Indeed, those risks are starting to produce real-world consequences. In mid-June, we shared the tragic story of 20-year-old Alex Kearns, who took his own life after thinking he had dug himself into a $730,000 hole through his trading activities on Robinhood. The facts that Alex actually had $16k in his account and admitted in his suicide note that he had “no clue” what he was doing only serve to emphasize the necessity of a baseline financial knowledge prior to engaging in certain activities. Similarly, some loans from fintech firms may come with inflated interest rates (e.g., 458% APR?!); some purportedly fee-free offerings may come with hidden charges; and, of course, stories abound of people losing their savings by riding one cryptocurrency roller-coaster or another.

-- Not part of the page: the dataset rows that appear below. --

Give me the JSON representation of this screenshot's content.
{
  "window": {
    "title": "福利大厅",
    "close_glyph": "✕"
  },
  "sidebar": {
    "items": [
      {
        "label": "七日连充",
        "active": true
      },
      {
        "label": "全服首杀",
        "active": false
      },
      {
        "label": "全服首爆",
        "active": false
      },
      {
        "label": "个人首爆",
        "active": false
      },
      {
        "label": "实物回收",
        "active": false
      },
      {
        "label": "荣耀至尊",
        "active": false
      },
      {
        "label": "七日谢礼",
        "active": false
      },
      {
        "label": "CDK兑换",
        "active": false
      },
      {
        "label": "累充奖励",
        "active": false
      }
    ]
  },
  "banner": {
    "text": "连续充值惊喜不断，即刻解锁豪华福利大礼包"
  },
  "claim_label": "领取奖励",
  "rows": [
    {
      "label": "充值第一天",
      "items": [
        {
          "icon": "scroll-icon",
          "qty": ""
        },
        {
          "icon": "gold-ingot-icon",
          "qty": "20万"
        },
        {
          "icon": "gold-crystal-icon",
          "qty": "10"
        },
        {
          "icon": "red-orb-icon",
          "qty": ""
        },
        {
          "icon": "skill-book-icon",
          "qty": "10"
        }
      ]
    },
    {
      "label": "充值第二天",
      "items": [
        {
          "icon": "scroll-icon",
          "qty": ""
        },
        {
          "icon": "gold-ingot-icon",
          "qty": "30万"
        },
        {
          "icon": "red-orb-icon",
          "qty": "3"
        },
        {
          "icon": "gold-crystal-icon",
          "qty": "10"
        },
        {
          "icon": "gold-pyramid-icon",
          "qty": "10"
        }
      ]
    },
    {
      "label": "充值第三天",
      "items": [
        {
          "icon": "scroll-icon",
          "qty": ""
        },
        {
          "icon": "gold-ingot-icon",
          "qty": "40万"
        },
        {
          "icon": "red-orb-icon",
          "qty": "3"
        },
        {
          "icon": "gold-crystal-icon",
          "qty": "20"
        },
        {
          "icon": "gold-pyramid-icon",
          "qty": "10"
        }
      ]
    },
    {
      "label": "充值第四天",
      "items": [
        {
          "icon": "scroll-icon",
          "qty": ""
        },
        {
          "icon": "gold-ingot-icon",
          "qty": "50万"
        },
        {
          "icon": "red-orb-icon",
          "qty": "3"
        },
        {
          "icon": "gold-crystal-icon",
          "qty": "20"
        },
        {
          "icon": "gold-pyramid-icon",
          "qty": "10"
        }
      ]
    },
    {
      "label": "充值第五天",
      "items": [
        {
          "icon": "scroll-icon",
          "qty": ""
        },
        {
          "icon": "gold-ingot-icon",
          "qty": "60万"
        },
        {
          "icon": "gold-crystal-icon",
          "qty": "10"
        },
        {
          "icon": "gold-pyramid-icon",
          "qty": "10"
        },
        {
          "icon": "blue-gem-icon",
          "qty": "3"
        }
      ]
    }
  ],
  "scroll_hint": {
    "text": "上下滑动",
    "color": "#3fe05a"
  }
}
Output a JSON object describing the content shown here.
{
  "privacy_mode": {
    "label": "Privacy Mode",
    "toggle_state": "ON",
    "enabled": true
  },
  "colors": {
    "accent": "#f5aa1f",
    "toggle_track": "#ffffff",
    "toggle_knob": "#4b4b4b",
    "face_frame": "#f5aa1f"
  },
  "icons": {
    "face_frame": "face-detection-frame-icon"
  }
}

Every case is different but they all point to the same two facts: consumer financial products can come with dangerous consequences, and those consequences are amplified by both complexity and insufficient knowledge.

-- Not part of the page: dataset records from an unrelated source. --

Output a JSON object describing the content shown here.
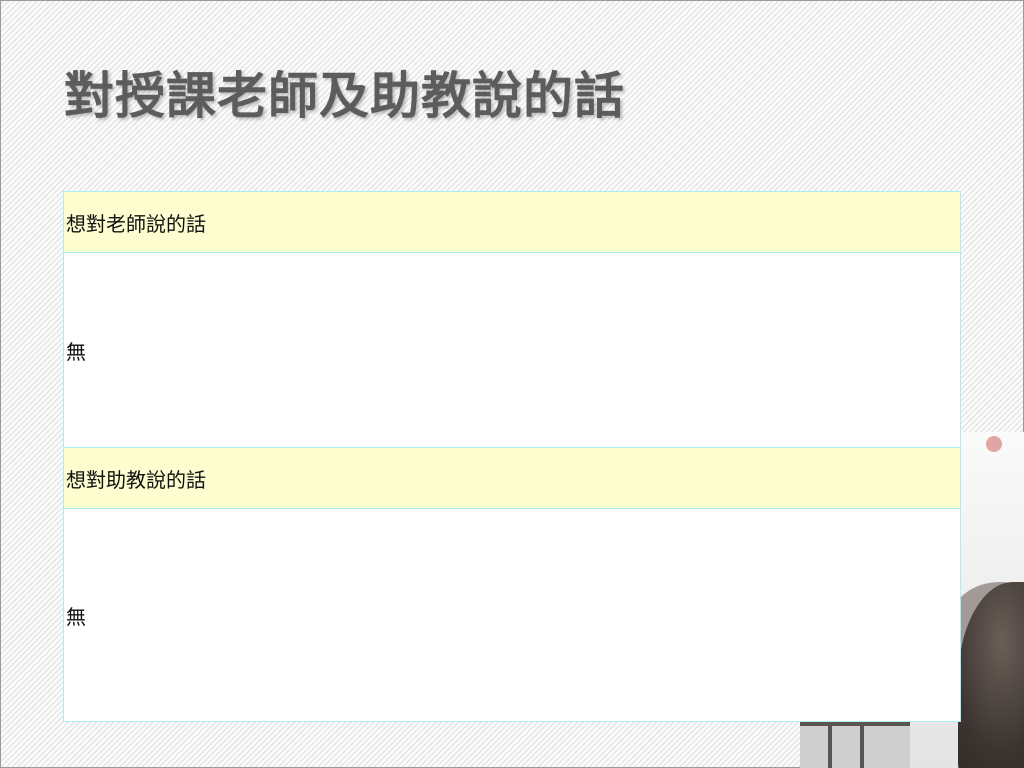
{
  "slide": {
    "title": "對授課老師及助教說的話"
  },
  "table": {
    "rows": [
      {
        "header": "想對老師說的話",
        "content": "無"
      },
      {
        "header": "想對助教說的話",
        "content": "無"
      }
    ]
  },
  "colors": {
    "header_fill": "#fdfdd0",
    "cell_border": "#a9eef2",
    "title_text": "#5c5c5c"
  }
}
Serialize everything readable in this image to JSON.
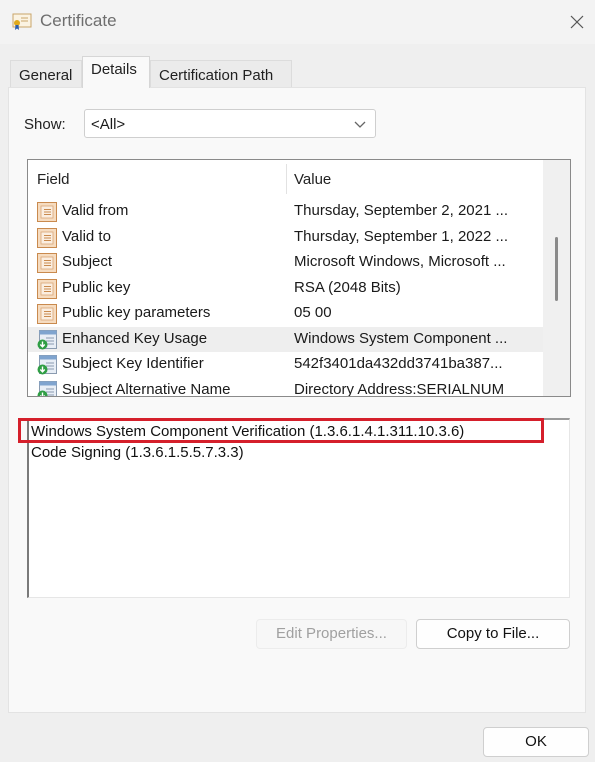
{
  "window": {
    "title": "Certificate",
    "icon": "certificate-icon",
    "close_icon": "close-icon"
  },
  "tabs": [
    {
      "label": "General",
      "active": false
    },
    {
      "label": "Details",
      "active": true
    },
    {
      "label": "Certification Path",
      "active": false
    }
  ],
  "show": {
    "label": "Show:",
    "selected": "<All>",
    "icon": "chevron-down-icon"
  },
  "fields_list": {
    "columns": [
      "Field",
      "Value"
    ],
    "rows": [
      {
        "field": "Valid from",
        "value": "Thursday, September 2, 2021 ...",
        "icon": "property-icon"
      },
      {
        "field": "Valid to",
        "value": "Thursday, September 1, 2022 ...",
        "icon": "property-icon"
      },
      {
        "field": "Subject",
        "value": "Microsoft Windows, Microsoft ...",
        "icon": "property-icon"
      },
      {
        "field": "Public key",
        "value": "RSA (2048 Bits)",
        "icon": "property-icon"
      },
      {
        "field": "Public key parameters",
        "value": "05 00",
        "icon": "property-icon"
      },
      {
        "field": "Enhanced Key Usage",
        "value": "Windows System Component ...",
        "icon": "extension-icon",
        "selected": true
      },
      {
        "field": "Subject Key Identifier",
        "value": "542f3401da432dd3741ba387...",
        "icon": "extension-icon"
      },
      {
        "field": "Subject Alternative Name",
        "value": "Directory Address:SERIALNUM",
        "icon": "extension-icon"
      }
    ]
  },
  "detail": {
    "lines": [
      "Windows System Component Verification (1.3.6.1.4.1.311.10.3.6)",
      "Code Signing (1.3.6.1.5.5.7.3.3)"
    ],
    "highlight_color": "#d51f2b"
  },
  "buttons": {
    "edit_properties": "Edit Properties...",
    "copy_to_file": "Copy to File...",
    "ok": "OK"
  }
}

Finally, it’s important to address this problem because of the momentum Complex Tools are gaining. According to a New York Times analysis, in the first three months of 2020, “Robinhood users traded nine times as many shares as E-Trade customers, and 40 times as many shares as Charles Schwab customers.” The democratization of Complex Tools has opened new roads to millions of consumers, but the cars are getting faster and there are not enough resources teaching people how to drive.
What to look out for?
Fintech hasn’t created the problem of financial illiteracy, but the number of fintech products and the volume of users both demonstrate the extent of the risk presented by financial illiteracy and exacerbate its potential impacts. We here at Team TFU are naturally optimistic, and we’re hopeful that the explosion of innovative delivery mechanisms for financial services is creating a companion movement and sense of urgency for improved financial education. We’ve already seen this to some extent in services like Finimize and the erstwhile LearnVest, not to mention the welcome news that 21 states now require high school students to take a course in personal finance, but there remains a dearth of engaging educational resources that both prepare users to engage with Complex Tools and test their readiness to do so.

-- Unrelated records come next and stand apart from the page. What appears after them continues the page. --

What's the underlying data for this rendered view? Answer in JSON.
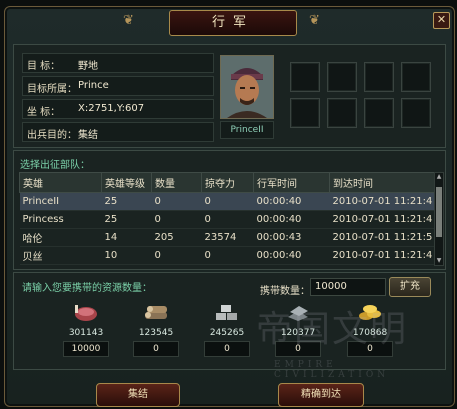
{
  "window": {
    "title": "行军",
    "close": "✕"
  },
  "info": {
    "rows": [
      {
        "key": "目    标：",
        "value": "野地"
      },
      {
        "key": "目标所属：",
        "value": "Prince"
      },
      {
        "key": "坐    标：",
        "value": "X:2751,Y:607"
      },
      {
        "key": "出兵目的：",
        "value": "集结"
      }
    ],
    "hero_name": "PrinceII"
  },
  "troops": {
    "title": "选择出征部队：",
    "columns": [
      "英雄",
      "英雄等级",
      "数量",
      "掠夺力",
      "行军时间",
      "到达时间"
    ],
    "rows": [
      [
        "PrinceII",
        "25",
        "0",
        "0",
        "00:00:40",
        "2010-07-01 11:21:4"
      ],
      [
        "Princess",
        "25",
        "0",
        "0",
        "00:00:40",
        "2010-07-01 11:21:4"
      ],
      [
        "哈伦",
        "14",
        "205",
        "23574",
        "00:00:43",
        "2010-07-01 11:21:5"
      ],
      [
        "贝丝",
        "10",
        "0",
        "0",
        "00:00:40",
        "2010-07-01 11:21:4"
      ]
    ]
  },
  "resources": {
    "prompt": "请输入您要携带的资源数量：",
    "carry_label": "携带数量：",
    "carry_value": "10000",
    "expand_label": "扩充",
    "items": [
      {
        "icon": "meat-icon",
        "amount": "301143",
        "input": "10000"
      },
      {
        "icon": "wood-icon",
        "amount": "123545",
        "input": "0"
      },
      {
        "icon": "stone-icon",
        "amount": "245265",
        "input": "0"
      },
      {
        "icon": "iron-icon",
        "amount": "120377",
        "input": "0"
      },
      {
        "icon": "gold-icon",
        "amount": "170868",
        "input": "0"
      }
    ]
  },
  "buttons": {
    "gather": "集结",
    "arrive": "精确到达"
  },
  "watermark": {
    "text": "帝国文明",
    "sub": "EMPIRE CIVILIZATION"
  }
}
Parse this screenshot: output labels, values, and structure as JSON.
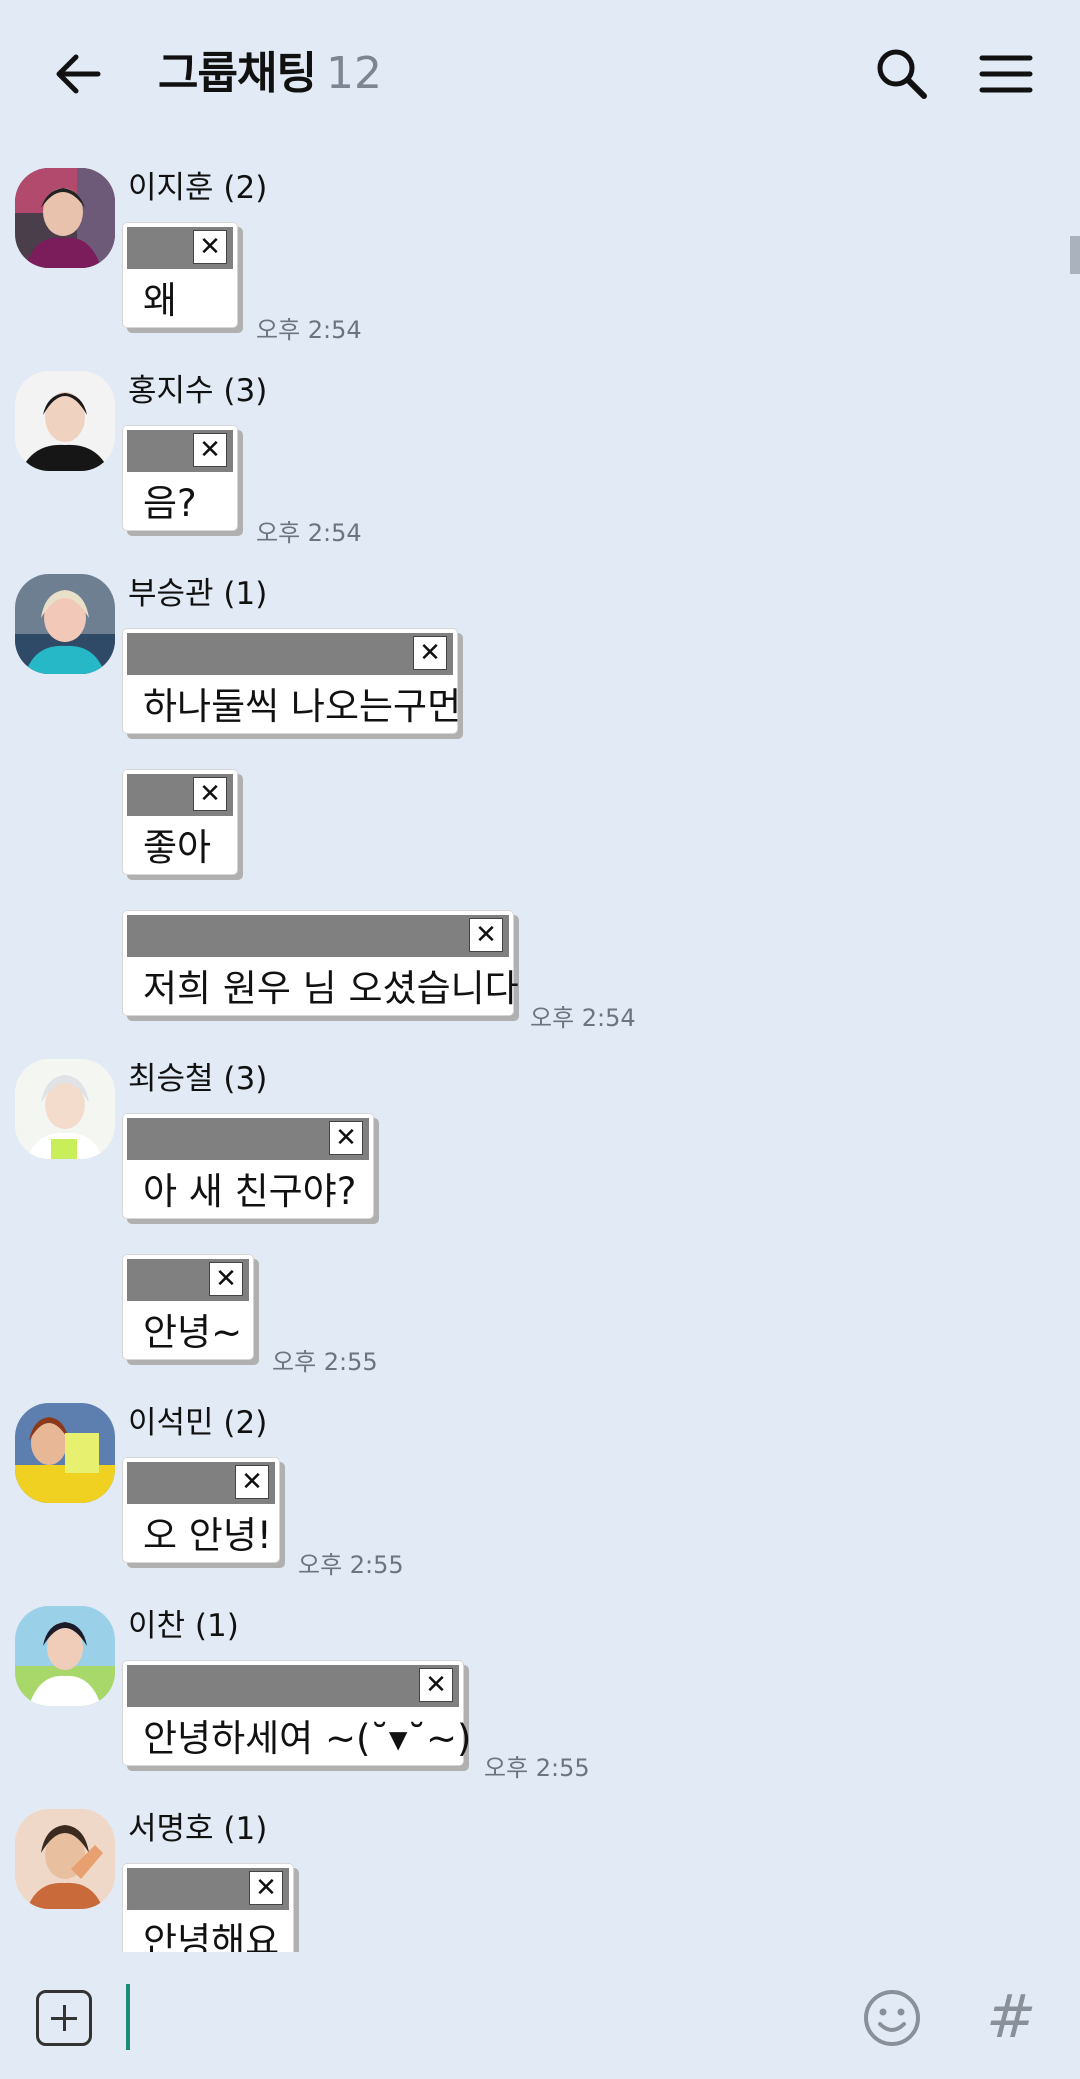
{
  "header": {
    "title": "그룹채팅",
    "member_count": "12"
  },
  "input": {
    "placeholder": ""
  },
  "colors": {
    "background": "#e2ebf5",
    "caret": "#1d8a7a",
    "bubble_bar": "#808080"
  },
  "messages": [
    {
      "sender": "이지훈 (2)",
      "bubbles": [
        "왜"
      ],
      "time": "오후 2:54"
    },
    {
      "sender": "홍지수 (3)",
      "bubbles": [
        "음?"
      ],
      "time": "오후 2:54"
    },
    {
      "sender": "부승관 (1)",
      "bubbles": [
        "하나둘씩 나오는구먼",
        "좋아",
        "저희 원우 님 오셨습니다"
      ],
      "time": "오후 2:54"
    },
    {
      "sender": "최승철 (3)",
      "bubbles": [
        "아 새 친구야?",
        "안녕~"
      ],
      "time": "오후 2:55"
    },
    {
      "sender": "이석민 (2)",
      "bubbles": [
        "오 안녕!"
      ],
      "time": "오후 2:55"
    },
    {
      "sender": "이찬 (1)",
      "bubbles": [
        "안녕하세여 ~(˘▾˘~)"
      ],
      "time": "오후 2:55"
    },
    {
      "sender": "서명호 (1)",
      "bubbles": [
        "안녕해요"
      ],
      "time": ""
    }
  ]
}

We expect this to change, whether because of popular pushback on the gamification of financial success, regulatory pushback on firms that offer Complex Tools, or simply the business decisions of the firms themselves. Regardless, in a country where over 40% of adults don't have enough cash to cover a $400 emergency, where nearly 50% lack a retirement savings account, and where the median retirement savings is only $5,000, one thing is for certain: we literally can’t afford to take uneducated risks with our cash. As a society, we need financial literacy programs commensurate to the tools at our disposal, and we hope to see more fintech firms doing their part to get us there.